Special Coverage

SAE World Congress

DETROIT – With the first physical prototypes of the Scuderi Group’s split-cycle engine set to fire up later this year, the company is addressing concerns from potential customers with details of the unique powerplant’s inner workings.

In the design and modeling phase for about six years and on display at last week’s SAE World Congress here, the split-cycle layout portends massive improvements for the internal-combustion engine by separating the intake/compression and combustion/exhaust strokes into different cylinders on opposite sides of the engine.

Simulation work has been carried out by the Southwest Research Institute (SwRI) in San Antonio, with results pointing to a much more power-dense engine that uses less fuel and produces fewer emissions than conventional gasoline and diesel powerplants.

However, the lack of a working test unit means engine and auto makers thinking of licensing the split-cycle design have a number of questions about how the engine actually functions.

“Most of the questions (from OEMs) focus on the valvetrain operation,” Scuderi President Sal Scuderi tells Ward’s, noting auto makers in Europe and India are expressing the greatest interest in the concept.

Other auto makers, including Chrysler LLC, Ford Motor Co. and General Motors Corp., also have seen the design, he adds, but declines to offer more detail due to several patents for the engine that still are pending.

SwRI will have the first working engines completed by October, Scuderi says. They initially will be gasoline-powered 1.0L 2-cyl. mills (turbocharged and normally aspirated), with later variants including compression-ignition diesel power and the company’s compressed-air-hybrid technology.

With the engine’s operation split into two cylinders, a crossover passage in the cylinder head is used to transfer the compressed intake charge to the combustion chamber.

This division has numerous advantages, Scuderi says, including the separation of hot and cold elements of the engine, along with providing greater control of internal pressures for optimum efficiency.

The size of each cylinder also can be varied with this arrangement. A long-stroke combustion cylinder produces an efficient, longer-burning Miller cycle (good for stationary generator applications), while a larger compression cylinder can serve as a built-in supercharger.

However, Scuderi says the optimum configuration for a vehicle likely will be a symmetrical design, which allows for better packaging and lower production costs. Other designs might be better suited for certain applications, but turbocharging more than compensates for the lack of built-in forced-induction due to the split-cycle’s anti-knock characteristics and tolerance for boost levels approaching 36 psi (2.5 bar).

As there is no traditional intake plenum on the engine, conventional poppet-type valves (two intake, one exhaust) allow air to enter and exit the engine and are operated by an overhead-camshaft assembly.

However, due to pressures of about 1,450 psi (100 bar) in the crossover chamber, small, lightweight titanium valves are used to transfer the air charge between cylinders.

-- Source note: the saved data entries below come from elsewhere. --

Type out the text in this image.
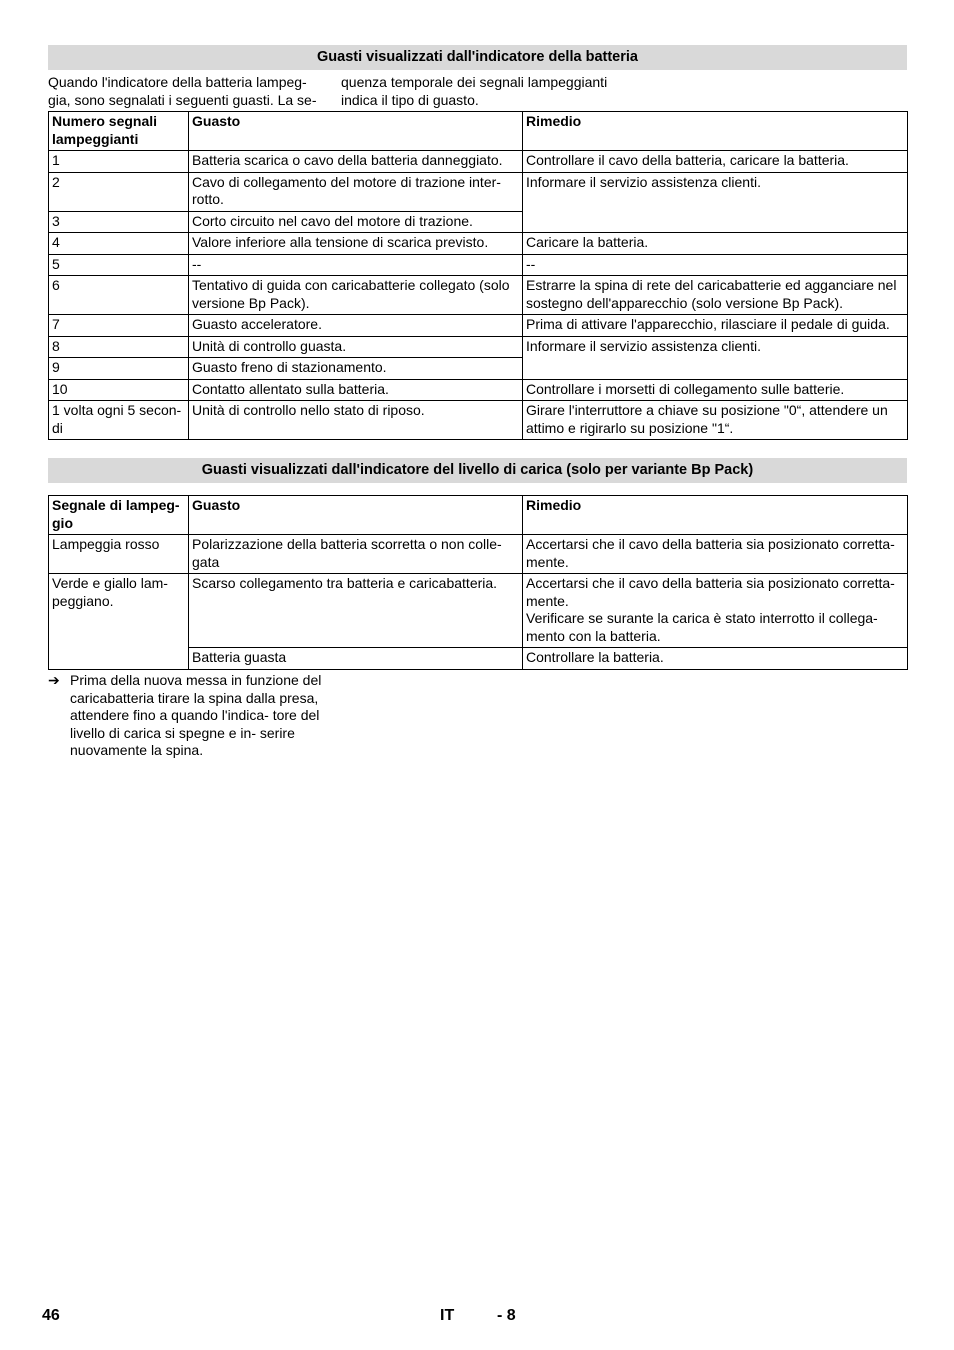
Guasti visualizzati dall'indicatore della batteria
Quando l'indicatore della batteria lampeg- gia, sono segnalati i seguenti guasti. La se-
quenza temporale dei segnali lampeggianti indica il tipo di guasto.
Numero segnali lampeggianti	Guasto	Rimedio
1	Batteria scarica o cavo della batteria danneggiato.	Controllare il cavo della batteria, caricare la batteria.
2	Cavo di collegamento del motore di trazione inter- rotto.	Informare il servizio assistenza clienti.
3	Corto circuito nel cavo del motore di trazione.	
4	Valore inferiore alla tensione di scarica previsto.	Caricare la batteria.
5	--	--
6	Tentativo di guida con caricabatterie collegato (solo versione Bp Pack).	Estrarre la spina di rete del caricabatterie ed agganciare nel sostegno dell'apparecchio (solo versione Bp Pack).
7	Guasto acceleratore.	Prima di attivare l'apparecchio, rilasciare il pedale di guida.
8	Unità di controllo guasta.	Informare il servizio assistenza clienti.
9	Guasto freno di stazionamento.	
10	Contatto allentato sulla batteria.	Controllare i morsetti di collegamento sulle batterie.
1 volta ogni 5 secon- di	Unità di controllo nello stato di riposo.	Girare l'interruttore a chiave su posizione "0“, attendere un attimo e rigirarlo su posizione "1“.
Guasti visualizzati dall'indicatore del livello di carica (solo per variante Bp Pack)
Segnale di lampeg- gio	Guasto	Rimedio
Lampeggia rosso	Polarizzazione della batteria scorretta o non colle- gata	Accertarsi che il cavo della batteria sia posizionato corretta- mente.
Verde e giallo lam- peggiano.	Scarso collegamento tra batteria e caricabatteria.	Accertarsi che il cavo della batteria sia posizionato corretta- mente.
Verificare se surante la carica è stato interrotto il collega- mento con la batteria.

	Batteria guasta	Controllare la batteria.
➔ Prima della nuova messa in funzione del caricabatteria tirare la spina dalla presa, attendere fino a quando l'indica- tore del livello di carica si spegne e in- serire nuovamente la spina.
46	IT	- 8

To further reduce air resistance, and to accommodate the split-cycle’s high compression ratio and miniscule piston-head clearance, the actuation of the four crossover valves (two per side) is reversed so that they open upwards into the cylinder head.

In addition, the high pressures, excess air supply and need for super-fast activation necessitates the valves be operated by compressed air, Scuderi says. A burst of air opens the valves upward, with a pneumatic return spring (similar to those used on 19,000-rpm Formula 1 racing engines) quickly returning the valve to its closed position.

Simulations have run the split-cycle engine up to about 5,000 rpm, he adds, but higher speeds are possible with more testing.

Two high-pressure fuel injectors per cylinder supply fuel via the crossover passage, with Mahle GmbH-sourced pistons and dual spark plugs handling combustion duties.

Scuderi says simulations have shown the split-cycle design produces more torque and significantly less oxides of nitrogen emissions than a comparable diesel engine. And with partial-load efficiency similar to that of a diesel, the engine is about 30% more efficient than a gasoline engine when not being worked hard.

Although the split-cycle is a radical departure from conventional engine design, many of the traditional parts and theories of operation apply, making production less daunting than it seems, Scuderi says, noting the concept could find its way into a passenger vehicle in about three to five years, depending on customer requirements.

In addition, the engine’s high level of flexibility and scalability allow it to operate in a wide range of applications, including power generators, transit buses and passenger cars.

As an example of the split-cycle’s potential, Scuderi points to Tata Motors Ltd.’s new Nano minicar. The affordable “one lakh” or “people’s car” makes about 30 hp from its 0.66L 2-cyl. engine, whereas a 0.5L split-cycle mill could produce about 50 hp with significantly fewer emissions.

“Original interest in the split-cycle concept focused on its (air) hybrid element,” Scuderi says. “But (OEMs) are looking at it as a primary engine (replacement) now that the test results are coming out.”